Framed: Not Seeing the Light at LACMA

Helen Pashgian’s new installation plays with light and how we perceive it

Most art exhibitions don’t require a spoiler alert. But the dozen eight-foot high, luminous, double-posted acrylic columns in Helen Pashgian’s new sculptural installation “Light Invisible,” now on view at LACMA, are not what they appear to be when you first look at them. It’s a genuine surprise to discover, after several minutes, that the work is a brilliant Op Art illusion.

So avert your eyes from the small sign placed next to the installation entrance, which reads “Despite their appearance, these columns…” You should experience the deceptive effect of “Light Invisible,” and perhaps even discover how it’s created, for yourself. Also, if you don’t want to read about the difference between what you think you’re looking at and what becomes apparent once you really see the light, STOP READING NOW.

The space in which the 12 columns are lined up (roughly ten feet apart) is almost completely dark, illuminated only by the radiance of the pieces themselves. The columns are identical in their external construction and every one appears to be its own ethereal source of light. Some of the columns contain nebulous forms that look like small internal lamps—each a unique size, shape, and color—shining additional light into the dark room. 

Walking among the columns, you might notice that the character of the light changes when viewed from different angles and distances. With the passing of time, you may also perceive the exhibition space itself becoming a bit brighter as your eyes adjust to the darkness.

What no one can see when they first enter the room is that the inconspicuous black cylinders hanging down from the ceiling above each column all contain recessed LED bulbs imperceptibly beaming light straight down at the tops of the individual pieces. These tiny overhead lights are hidden from sight unless you stand almost directly beneath them, observing a column at close range, and look straight up. 

Even after you notice them, you might not immediately discern that these seemingly ancillary ceiling lamps are, in fact, the only source of light in the room. The radiant glow from the columns and their mysterious internal organs is actually nothing but a reflection of what’s invisibly streaming down from above.  Any shifting perceptions of the room’s darkness are also a function of these lights, which cyclically brighten and dim at a pace too slow to be readily perceived.
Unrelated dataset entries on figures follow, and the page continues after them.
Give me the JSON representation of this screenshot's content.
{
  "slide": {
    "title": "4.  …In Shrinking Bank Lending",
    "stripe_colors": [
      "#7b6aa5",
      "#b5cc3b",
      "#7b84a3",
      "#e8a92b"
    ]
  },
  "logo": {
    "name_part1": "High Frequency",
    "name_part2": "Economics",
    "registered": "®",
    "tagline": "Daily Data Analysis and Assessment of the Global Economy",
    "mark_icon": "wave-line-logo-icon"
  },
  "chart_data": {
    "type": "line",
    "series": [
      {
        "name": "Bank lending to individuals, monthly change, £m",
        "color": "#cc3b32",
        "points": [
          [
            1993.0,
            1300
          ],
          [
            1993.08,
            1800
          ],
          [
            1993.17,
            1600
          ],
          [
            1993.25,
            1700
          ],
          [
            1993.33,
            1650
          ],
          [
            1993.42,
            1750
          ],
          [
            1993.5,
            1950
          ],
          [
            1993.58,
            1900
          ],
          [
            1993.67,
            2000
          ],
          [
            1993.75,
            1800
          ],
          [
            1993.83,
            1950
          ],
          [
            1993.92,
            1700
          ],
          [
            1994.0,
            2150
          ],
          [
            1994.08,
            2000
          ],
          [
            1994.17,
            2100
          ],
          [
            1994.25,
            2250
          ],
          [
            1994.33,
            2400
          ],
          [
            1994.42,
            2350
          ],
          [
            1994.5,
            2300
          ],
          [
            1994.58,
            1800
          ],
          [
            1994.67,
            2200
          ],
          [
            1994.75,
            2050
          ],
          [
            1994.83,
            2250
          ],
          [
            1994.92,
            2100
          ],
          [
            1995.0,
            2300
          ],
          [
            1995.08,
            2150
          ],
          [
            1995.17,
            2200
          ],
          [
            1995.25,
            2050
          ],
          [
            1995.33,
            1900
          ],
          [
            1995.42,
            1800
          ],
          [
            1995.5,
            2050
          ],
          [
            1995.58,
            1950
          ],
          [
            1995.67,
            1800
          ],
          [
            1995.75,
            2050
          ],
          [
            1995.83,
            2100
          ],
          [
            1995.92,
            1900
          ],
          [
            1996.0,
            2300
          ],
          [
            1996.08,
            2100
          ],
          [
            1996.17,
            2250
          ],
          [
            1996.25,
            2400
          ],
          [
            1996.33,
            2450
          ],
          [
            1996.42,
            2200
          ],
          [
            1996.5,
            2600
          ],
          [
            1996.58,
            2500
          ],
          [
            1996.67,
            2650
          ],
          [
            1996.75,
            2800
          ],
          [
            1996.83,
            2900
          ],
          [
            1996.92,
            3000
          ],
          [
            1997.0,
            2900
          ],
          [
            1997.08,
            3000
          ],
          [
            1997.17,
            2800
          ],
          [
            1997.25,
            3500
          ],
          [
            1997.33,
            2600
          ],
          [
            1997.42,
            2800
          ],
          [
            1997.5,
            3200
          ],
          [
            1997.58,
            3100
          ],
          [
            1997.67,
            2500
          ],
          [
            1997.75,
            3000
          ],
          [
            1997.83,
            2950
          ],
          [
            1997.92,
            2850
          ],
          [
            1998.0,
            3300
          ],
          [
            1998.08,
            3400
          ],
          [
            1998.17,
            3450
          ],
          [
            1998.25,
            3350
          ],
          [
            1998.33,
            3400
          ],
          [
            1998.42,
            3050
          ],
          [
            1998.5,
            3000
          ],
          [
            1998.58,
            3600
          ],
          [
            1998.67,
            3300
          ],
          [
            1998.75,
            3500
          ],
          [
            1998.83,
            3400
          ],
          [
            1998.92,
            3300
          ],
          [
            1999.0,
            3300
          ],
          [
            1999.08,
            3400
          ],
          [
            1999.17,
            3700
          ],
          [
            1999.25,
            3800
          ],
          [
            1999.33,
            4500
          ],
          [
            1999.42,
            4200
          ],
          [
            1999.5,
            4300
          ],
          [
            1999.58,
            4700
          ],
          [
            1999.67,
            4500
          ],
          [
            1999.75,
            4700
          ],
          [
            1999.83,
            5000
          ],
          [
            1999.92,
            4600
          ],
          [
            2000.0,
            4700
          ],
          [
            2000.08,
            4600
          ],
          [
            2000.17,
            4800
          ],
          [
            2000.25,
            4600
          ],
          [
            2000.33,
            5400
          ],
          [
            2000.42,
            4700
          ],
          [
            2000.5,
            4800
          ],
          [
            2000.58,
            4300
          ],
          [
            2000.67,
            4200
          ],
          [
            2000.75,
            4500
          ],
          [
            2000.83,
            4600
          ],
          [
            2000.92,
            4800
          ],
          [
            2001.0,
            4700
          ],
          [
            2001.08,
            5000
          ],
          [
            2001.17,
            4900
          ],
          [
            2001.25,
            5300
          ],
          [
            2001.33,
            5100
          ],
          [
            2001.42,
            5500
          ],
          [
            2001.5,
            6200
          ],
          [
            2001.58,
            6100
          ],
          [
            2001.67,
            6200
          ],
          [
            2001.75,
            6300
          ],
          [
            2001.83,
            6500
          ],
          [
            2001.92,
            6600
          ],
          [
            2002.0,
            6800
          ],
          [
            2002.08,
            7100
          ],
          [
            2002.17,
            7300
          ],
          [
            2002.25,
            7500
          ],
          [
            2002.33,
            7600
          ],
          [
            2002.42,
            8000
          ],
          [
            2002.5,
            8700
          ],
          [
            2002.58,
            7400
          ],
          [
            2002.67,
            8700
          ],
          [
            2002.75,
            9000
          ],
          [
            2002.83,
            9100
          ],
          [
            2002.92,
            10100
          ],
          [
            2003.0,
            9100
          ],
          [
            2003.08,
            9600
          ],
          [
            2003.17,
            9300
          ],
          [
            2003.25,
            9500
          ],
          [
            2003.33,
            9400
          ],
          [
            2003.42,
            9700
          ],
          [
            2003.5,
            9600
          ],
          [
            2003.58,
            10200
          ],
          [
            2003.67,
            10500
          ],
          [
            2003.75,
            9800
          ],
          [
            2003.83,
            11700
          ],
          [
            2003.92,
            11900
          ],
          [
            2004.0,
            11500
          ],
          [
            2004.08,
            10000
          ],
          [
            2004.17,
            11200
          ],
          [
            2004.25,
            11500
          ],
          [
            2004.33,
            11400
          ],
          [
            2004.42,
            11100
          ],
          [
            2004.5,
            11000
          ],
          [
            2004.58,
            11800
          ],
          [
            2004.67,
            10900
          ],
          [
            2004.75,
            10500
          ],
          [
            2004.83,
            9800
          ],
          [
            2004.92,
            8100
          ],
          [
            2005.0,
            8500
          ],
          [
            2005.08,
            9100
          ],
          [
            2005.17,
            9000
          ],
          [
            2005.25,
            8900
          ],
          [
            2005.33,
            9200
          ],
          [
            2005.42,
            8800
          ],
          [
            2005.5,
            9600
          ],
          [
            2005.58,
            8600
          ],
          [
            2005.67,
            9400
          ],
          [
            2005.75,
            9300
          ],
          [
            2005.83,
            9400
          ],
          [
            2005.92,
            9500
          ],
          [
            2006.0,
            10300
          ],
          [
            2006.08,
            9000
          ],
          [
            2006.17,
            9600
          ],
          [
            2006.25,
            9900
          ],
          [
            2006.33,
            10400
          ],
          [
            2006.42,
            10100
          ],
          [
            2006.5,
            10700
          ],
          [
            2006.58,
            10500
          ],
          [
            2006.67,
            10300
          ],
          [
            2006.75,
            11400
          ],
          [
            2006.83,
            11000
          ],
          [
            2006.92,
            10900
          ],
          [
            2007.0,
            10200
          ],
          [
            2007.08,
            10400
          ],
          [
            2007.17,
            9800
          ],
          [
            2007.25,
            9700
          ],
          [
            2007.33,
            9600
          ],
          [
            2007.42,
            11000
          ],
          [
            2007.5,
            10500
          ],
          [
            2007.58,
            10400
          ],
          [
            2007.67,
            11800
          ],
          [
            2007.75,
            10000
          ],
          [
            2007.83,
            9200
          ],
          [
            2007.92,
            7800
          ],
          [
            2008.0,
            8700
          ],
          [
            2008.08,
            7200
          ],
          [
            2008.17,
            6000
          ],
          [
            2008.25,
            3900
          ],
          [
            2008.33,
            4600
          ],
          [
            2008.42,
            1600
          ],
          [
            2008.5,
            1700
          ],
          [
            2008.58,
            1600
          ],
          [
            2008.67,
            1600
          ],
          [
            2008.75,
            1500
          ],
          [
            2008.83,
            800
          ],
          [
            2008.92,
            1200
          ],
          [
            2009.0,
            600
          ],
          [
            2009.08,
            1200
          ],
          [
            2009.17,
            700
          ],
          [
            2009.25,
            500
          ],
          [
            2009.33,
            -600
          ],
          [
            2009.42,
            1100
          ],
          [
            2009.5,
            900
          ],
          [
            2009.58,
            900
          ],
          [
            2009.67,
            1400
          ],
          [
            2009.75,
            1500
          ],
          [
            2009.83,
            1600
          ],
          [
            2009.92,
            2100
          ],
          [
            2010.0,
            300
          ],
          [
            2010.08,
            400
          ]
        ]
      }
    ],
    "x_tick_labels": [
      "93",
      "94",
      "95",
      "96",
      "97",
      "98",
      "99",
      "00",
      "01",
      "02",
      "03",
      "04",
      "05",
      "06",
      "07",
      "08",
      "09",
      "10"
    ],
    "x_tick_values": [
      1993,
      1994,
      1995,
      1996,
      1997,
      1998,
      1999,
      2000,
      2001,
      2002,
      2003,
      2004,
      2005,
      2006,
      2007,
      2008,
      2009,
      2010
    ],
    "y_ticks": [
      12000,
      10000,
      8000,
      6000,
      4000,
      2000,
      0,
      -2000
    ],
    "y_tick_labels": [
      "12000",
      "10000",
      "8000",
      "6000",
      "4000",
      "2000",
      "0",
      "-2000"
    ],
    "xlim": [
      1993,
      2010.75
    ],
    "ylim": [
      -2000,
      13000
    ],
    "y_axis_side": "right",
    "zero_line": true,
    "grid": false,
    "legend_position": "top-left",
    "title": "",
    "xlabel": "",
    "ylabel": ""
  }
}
Pasadena-born Pashgian, who at almost 80 years old still lives and works in Los Angeles, has long been identified with Southern California’s Light and Space movement, but “Light Invisible” is her first large-scale sculptural installation—and this is her first solo exhibition at a major museum. The way Pashgian describes her work, these 12 columns collectively disclose their relationship with the invisible light that they reflect without revealing the entire truth about it. For viewers it’s an invitation to search for further clues and revelations. (The effect this work achieves is the opposite of what Pashgian’s friend and fellow Light and Space artist James Turrell creates in his skyspaces. After nearly a year, his LACMA retrospective closes this weekend.) Pashgian also identifies “Light Invisible” with a distinctively SoCal kind of “harsh, shimmering, white light that glints off cars and other metal surfaces,” something quite different from the golden-hued sunlight for which the region is usually celebrated.